Waktu kita terkuras bukan oleh aktivitas besar, tapi oleh jutaan gangguan kecil yang gak kita sadari.
“Dan janganlah engkau mengikuti sesuatu yang tidak kamu ketahui. Sesungguhnya pendengaran, penglihatan dan hati, semuanya akan diminta pertanggungjawabannya.” (QS. Al-Isra: 36)
Manusia Sibuk, Jiwa Kosong
Banyak orang hari ini:
- Kaya tapi gelisah
- Sukses tapi kesepian
- Sibuk tapi gak tahu buat apa
Mereka kehilangan orientasi. Karena hidupnya ditentukan orang lain. Bukan oleh misi dari dalam diri. Orang-orang itu punya jam tangan mahal, tapi gak tahu buat apa waktu dipakai.
Keberhasilan yang Menipu
Coba lihat “orang sukses” versi media sosial:
Jet pribadi, pesta, aset digital, foto senyum lebar.
Tapi malam harinya, mereka buka HP lagi, cari validasi lewat komentar.
Bahkan bahagia pun harus diumumkan.
“Jika engkau ingin tahu siapa dirimu, lihatlah saat tak ada yang menonton. Di sanalah kejujuran tinggal.”
Renungan: Hidup Butuh Jeda
Dalam Islam, kita diajarkan shalat lima waktu.
Itu bukan beban. Itu jeda. Allah tahu manusia bisa hilang dalam kesibukan. Maka Dia panggil kita kembali ke pusat. “Dengan mengingat Allah, hati menjadi tenang.” (QS. Ar-Ra’d: 28)
Berhenti bukan gagal. Diam bukan lemah.
Jeda adalah kemenangan kecil atas dunia yang memaksa kita terus lari.
Ujung Jalan yang Tak Pernah Ditanyakan
Bayangkan: manusia lari seumur hidup…
Buat jabatan, uang, like, validasi…
Tiba-tiba umur habis. Nafas terakhir.
Lalu dia nanya: “Selama ini gue ngejar apa?”
Itulah tragedi modern: kita sibuk membangun tangga yang tinggi…

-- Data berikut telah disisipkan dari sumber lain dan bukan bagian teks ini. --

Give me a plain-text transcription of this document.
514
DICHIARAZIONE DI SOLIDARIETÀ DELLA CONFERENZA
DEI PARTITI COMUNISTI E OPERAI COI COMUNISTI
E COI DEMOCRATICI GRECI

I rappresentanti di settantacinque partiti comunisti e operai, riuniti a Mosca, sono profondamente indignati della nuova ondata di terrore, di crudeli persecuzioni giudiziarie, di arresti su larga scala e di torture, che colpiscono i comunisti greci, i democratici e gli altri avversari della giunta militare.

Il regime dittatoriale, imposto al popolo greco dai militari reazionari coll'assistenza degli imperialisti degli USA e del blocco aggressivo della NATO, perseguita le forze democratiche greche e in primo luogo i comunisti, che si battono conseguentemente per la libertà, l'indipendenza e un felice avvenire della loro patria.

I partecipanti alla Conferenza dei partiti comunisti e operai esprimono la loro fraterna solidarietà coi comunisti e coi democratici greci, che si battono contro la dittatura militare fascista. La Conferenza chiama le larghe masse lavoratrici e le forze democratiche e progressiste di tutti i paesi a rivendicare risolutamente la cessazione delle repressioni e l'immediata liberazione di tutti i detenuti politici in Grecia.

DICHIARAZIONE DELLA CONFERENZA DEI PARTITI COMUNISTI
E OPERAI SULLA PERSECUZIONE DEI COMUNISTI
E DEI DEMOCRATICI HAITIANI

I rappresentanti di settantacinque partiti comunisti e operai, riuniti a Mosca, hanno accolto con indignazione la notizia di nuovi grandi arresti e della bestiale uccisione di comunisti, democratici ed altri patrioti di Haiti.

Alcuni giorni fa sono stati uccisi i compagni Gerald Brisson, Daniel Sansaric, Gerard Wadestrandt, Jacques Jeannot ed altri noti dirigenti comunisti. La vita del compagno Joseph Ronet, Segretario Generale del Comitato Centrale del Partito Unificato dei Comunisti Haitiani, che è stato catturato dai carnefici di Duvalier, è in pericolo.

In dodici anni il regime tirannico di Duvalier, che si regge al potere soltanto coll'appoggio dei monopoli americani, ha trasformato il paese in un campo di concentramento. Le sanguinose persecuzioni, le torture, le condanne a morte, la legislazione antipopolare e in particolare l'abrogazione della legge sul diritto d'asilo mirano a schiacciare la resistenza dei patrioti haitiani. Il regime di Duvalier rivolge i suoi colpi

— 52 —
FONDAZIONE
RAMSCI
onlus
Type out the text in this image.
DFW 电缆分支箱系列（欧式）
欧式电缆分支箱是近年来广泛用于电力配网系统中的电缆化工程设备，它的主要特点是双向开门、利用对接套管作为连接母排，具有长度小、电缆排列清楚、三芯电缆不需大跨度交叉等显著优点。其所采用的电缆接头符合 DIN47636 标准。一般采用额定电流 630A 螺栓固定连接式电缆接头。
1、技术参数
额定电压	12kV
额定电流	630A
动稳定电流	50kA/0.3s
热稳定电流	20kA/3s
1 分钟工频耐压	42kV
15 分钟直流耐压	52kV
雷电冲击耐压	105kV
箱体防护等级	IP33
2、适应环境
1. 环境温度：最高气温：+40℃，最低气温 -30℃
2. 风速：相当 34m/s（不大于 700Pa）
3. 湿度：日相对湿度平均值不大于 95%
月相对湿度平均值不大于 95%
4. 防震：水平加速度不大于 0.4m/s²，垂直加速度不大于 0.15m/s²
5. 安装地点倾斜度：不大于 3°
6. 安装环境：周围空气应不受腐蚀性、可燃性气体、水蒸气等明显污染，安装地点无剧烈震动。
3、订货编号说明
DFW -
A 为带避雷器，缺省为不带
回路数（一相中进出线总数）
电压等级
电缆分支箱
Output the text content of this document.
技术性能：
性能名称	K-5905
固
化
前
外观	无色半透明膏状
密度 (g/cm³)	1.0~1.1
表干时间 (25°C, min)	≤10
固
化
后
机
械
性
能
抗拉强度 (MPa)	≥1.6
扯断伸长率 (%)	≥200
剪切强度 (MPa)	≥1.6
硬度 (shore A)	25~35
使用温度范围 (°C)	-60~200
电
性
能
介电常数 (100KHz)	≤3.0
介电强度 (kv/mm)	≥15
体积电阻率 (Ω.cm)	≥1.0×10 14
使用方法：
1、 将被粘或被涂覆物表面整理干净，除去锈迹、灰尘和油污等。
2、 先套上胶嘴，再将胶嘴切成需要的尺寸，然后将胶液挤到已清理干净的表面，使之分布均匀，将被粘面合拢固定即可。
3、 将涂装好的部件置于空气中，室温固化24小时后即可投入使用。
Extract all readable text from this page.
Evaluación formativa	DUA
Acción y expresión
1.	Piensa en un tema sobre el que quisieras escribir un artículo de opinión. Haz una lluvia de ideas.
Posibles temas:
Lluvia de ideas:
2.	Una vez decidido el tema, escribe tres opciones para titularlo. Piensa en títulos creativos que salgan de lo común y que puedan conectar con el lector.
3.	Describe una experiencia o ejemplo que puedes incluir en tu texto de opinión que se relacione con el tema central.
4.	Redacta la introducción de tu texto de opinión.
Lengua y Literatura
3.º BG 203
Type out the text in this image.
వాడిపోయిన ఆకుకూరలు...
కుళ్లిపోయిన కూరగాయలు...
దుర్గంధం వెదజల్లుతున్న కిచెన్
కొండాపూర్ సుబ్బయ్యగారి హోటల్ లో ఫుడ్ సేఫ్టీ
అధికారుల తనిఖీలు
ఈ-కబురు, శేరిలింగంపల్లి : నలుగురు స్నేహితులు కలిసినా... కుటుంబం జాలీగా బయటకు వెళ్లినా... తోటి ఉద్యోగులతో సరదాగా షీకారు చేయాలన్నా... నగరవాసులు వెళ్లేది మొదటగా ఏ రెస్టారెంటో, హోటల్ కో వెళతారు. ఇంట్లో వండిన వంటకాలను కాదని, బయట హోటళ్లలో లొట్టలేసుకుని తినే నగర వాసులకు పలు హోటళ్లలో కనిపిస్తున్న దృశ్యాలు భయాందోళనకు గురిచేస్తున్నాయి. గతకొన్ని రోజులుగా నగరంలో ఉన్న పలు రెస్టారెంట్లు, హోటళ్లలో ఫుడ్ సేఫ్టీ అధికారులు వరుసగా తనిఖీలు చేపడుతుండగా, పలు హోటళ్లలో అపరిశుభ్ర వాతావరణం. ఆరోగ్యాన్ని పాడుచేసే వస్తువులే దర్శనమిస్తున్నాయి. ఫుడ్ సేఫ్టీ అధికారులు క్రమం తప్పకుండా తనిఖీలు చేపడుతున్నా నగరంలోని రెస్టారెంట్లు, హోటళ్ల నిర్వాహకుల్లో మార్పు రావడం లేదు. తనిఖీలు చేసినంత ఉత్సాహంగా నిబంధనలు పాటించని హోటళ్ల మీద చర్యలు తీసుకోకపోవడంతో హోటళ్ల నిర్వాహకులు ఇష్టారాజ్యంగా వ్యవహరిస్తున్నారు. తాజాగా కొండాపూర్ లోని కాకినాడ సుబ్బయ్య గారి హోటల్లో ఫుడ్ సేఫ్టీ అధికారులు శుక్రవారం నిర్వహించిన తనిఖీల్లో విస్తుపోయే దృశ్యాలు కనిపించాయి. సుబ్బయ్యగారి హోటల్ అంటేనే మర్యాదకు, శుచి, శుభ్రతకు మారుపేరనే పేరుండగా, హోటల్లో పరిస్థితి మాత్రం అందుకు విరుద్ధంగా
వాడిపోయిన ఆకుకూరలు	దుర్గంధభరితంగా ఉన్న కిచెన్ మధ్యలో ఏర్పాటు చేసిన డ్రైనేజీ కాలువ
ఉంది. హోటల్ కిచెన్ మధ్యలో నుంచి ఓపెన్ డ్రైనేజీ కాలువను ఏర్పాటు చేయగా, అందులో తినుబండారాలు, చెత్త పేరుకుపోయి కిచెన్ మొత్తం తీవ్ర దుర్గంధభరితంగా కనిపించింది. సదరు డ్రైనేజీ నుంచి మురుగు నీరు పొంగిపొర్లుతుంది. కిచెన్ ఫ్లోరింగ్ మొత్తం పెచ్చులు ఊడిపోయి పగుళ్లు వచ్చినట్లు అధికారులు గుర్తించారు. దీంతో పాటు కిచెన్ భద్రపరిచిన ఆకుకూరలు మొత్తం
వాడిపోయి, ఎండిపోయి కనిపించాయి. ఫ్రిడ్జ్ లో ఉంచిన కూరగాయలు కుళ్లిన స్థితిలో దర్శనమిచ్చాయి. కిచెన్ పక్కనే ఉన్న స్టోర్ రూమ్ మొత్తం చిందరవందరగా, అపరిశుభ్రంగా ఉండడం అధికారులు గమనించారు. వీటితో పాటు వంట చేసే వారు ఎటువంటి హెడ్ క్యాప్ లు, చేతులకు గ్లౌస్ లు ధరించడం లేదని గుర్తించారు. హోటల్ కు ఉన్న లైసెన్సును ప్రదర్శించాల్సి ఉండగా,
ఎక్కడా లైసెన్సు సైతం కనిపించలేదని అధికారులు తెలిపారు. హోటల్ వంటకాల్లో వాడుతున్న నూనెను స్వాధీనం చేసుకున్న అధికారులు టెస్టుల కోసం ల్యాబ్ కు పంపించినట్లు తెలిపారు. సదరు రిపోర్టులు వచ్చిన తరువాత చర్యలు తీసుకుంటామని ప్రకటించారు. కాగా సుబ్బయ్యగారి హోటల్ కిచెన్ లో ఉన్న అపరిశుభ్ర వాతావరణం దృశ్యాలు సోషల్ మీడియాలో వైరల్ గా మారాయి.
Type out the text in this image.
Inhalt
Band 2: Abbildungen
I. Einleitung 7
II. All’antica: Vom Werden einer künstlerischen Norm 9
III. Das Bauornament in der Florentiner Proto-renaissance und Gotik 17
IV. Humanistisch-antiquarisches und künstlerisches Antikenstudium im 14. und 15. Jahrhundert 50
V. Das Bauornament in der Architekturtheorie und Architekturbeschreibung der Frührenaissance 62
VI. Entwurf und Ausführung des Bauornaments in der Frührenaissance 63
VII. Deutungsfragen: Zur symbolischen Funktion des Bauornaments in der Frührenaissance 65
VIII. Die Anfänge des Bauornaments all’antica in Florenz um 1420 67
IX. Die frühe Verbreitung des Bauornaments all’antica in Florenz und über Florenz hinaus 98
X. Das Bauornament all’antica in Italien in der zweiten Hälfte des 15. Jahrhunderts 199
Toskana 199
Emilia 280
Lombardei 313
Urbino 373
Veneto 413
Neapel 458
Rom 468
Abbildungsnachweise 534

Ternyata disandarkan ke tembok yang salah.
Parabel Singkat
Di satu dunia, ada orang lari kencang tiap hari.
Dia pikir semua orang lari juga, jadi dia gak mau berhenti.
Suatu hari dia nabrak dinding.
Ternyata dia sendiri. Semua orang udah berhenti dari dulu.
Dia yang gak sadar.
Mereka mengejar waktu,
Tapi kehilangan hidup.
Mereka sibuk setiap jam,
Tapi tak pernah benar-benar hadir.
Di antara dering dan deadline,
Sunyi memanggil dengan lirih,
“Kapan kau pulang…
Bukan ke rumah, tapi ke dirimu sendiri?”